School heads want the Ministry of Education to come up with a policy that will allow sick and expectant candidates to write supplementary national examinations.
Indimuli Kahi, chairman of the Kenya Secondary Schools Heads Association (Kessha), said on Wednesday that the Kenya National Examinations Council (Knec) should allow the students to do KCPE and KCSE exams afresh.
“On the day of exams, she delivers at 5am. At 8am, we appear with a policeman and an invigilator gives her an examination. I have never been pregnant so I don’t know the pains of labour, but I have witnessed suffering,” he said, noting such candidates need time to heal.
“If this girl suffered those pains throughout the night and delivered, do you think she has the energy to write an examination? Is it possible? What kind of results do we expect from such children?"
However, Mr Kahi said Knec should come up with measures to ensure candidates do not fake illness, including providing proof from doctors.
The Kessha chairman criticised the placement process, saying his son scored 401 marks and wanted to join Mang'u High School but was called to an unknown institution.

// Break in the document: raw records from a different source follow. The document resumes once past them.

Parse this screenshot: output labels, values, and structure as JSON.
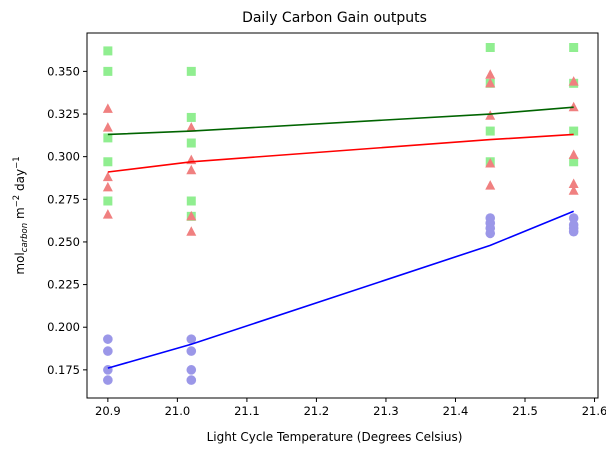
{
  "chart_data": {
    "type": "scatter",
    "title": "Daily Carbon Gain outputs",
    "xlabel": "Light Cycle Temperature (Degrees Celsius)",
    "ylabel": {
      "base": "mol",
      "sub": "carbon",
      "mid": " m",
      "sup1": "−2",
      "tail": " day",
      "sup2": "−1"
    },
    "xlim": [
      20.87,
      21.605
    ],
    "ylim": [
      0.1585,
      0.3725
    ],
    "xticks": [
      20.9,
      21.0,
      21.1,
      21.2,
      21.3,
      21.4,
      21.5,
      21.6
    ],
    "yticks": [
      0.175,
      0.2,
      0.225,
      0.25,
      0.275,
      0.3,
      0.325,
      0.35
    ],
    "grid": false,
    "series": [
      {
        "marker": "square",
        "color": "#90ee90",
        "points": [
          [
            20.9,
            0.362
          ],
          [
            20.9,
            0.35
          ],
          [
            20.9,
            0.311
          ],
          [
            20.9,
            0.297
          ],
          [
            20.9,
            0.274
          ],
          [
            21.02,
            0.35
          ],
          [
            21.02,
            0.323
          ],
          [
            21.02,
            0.308
          ],
          [
            21.02,
            0.274
          ],
          [
            21.02,
            0.265
          ],
          [
            21.45,
            0.364
          ],
          [
            21.45,
            0.343
          ],
          [
            21.45,
            0.315
          ],
          [
            21.45,
            0.297
          ],
          [
            21.57,
            0.364
          ],
          [
            21.57,
            0.343
          ],
          [
            21.57,
            0.315
          ],
          [
            21.57,
            0.297
          ]
        ],
        "fit": {
          "color": "#006400",
          "points": [
            [
              20.9,
              0.313
            ],
            [
              21.02,
              0.315
            ],
            [
              21.45,
              0.325
            ],
            [
              21.57,
              0.329
            ]
          ]
        }
      },
      {
        "marker": "triangle",
        "color": "#f08080",
        "points": [
          [
            20.9,
            0.328
          ],
          [
            20.9,
            0.317
          ],
          [
            20.9,
            0.288
          ],
          [
            20.9,
            0.282
          ],
          [
            20.9,
            0.266
          ],
          [
            21.02,
            0.317
          ],
          [
            21.02,
            0.298
          ],
          [
            21.02,
            0.292
          ],
          [
            21.02,
            0.265
          ],
          [
            21.02,
            0.256
          ],
          [
            21.45,
            0.348
          ],
          [
            21.45,
            0.343
          ],
          [
            21.45,
            0.324
          ],
          [
            21.45,
            0.296
          ],
          [
            21.45,
            0.283
          ],
          [
            21.57,
            0.344
          ],
          [
            21.57,
            0.329
          ],
          [
            21.57,
            0.301
          ],
          [
            21.57,
            0.284
          ],
          [
            21.57,
            0.28
          ]
        ],
        "fit": {
          "color": "#ff0000",
          "points": [
            [
              20.9,
              0.291
            ],
            [
              21.02,
              0.297
            ],
            [
              21.45,
              0.31
            ],
            [
              21.57,
              0.313
            ]
          ]
        }
      },
      {
        "marker": "circle",
        "color": "#9b97e8",
        "points": [
          [
            20.9,
            0.193
          ],
          [
            20.9,
            0.186
          ],
          [
            20.9,
            0.175
          ],
          [
            20.9,
            0.169
          ],
          [
            21.02,
            0.193
          ],
          [
            21.02,
            0.186
          ],
          [
            21.02,
            0.175
          ],
          [
            21.02,
            0.169
          ],
          [
            21.45,
            0.264
          ],
          [
            21.45,
            0.261
          ],
          [
            21.45,
            0.258
          ],
          [
            21.45,
            0.255
          ],
          [
            21.57,
            0.264
          ],
          [
            21.57,
            0.26
          ],
          [
            21.57,
            0.258
          ],
          [
            21.57,
            0.256
          ]
        ],
        "fit": {
          "color": "#0000ff",
          "points": [
            [
              20.9,
              0.176
            ],
            [
              21.02,
              0.19
            ],
            [
              21.45,
              0.248
            ],
            [
              21.57,
              0.268
            ]
          ]
        }
      }
    ]
  }
}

“How is the set-up for schools selection? Does it give a child a good opportunity to make an informed selection? If not, this conference should [reach a resolution for the exercise to be redone] so that there is calm in January."
On Tuesday, Education Cabinet Secretary George Magoha accused candidates’ of poor selection of schools and advised parents to guide them.
He further assured candidates from poor families of scholarships.
Nicholas Gathemia, chairman of the Kenya Primary Schools Head Teachers Association (Kepsha), also urged the government to review the selection criteria.
“We are sure the cries of those who did well but [were called to different schools] will be heard,” said Mr Gathemia.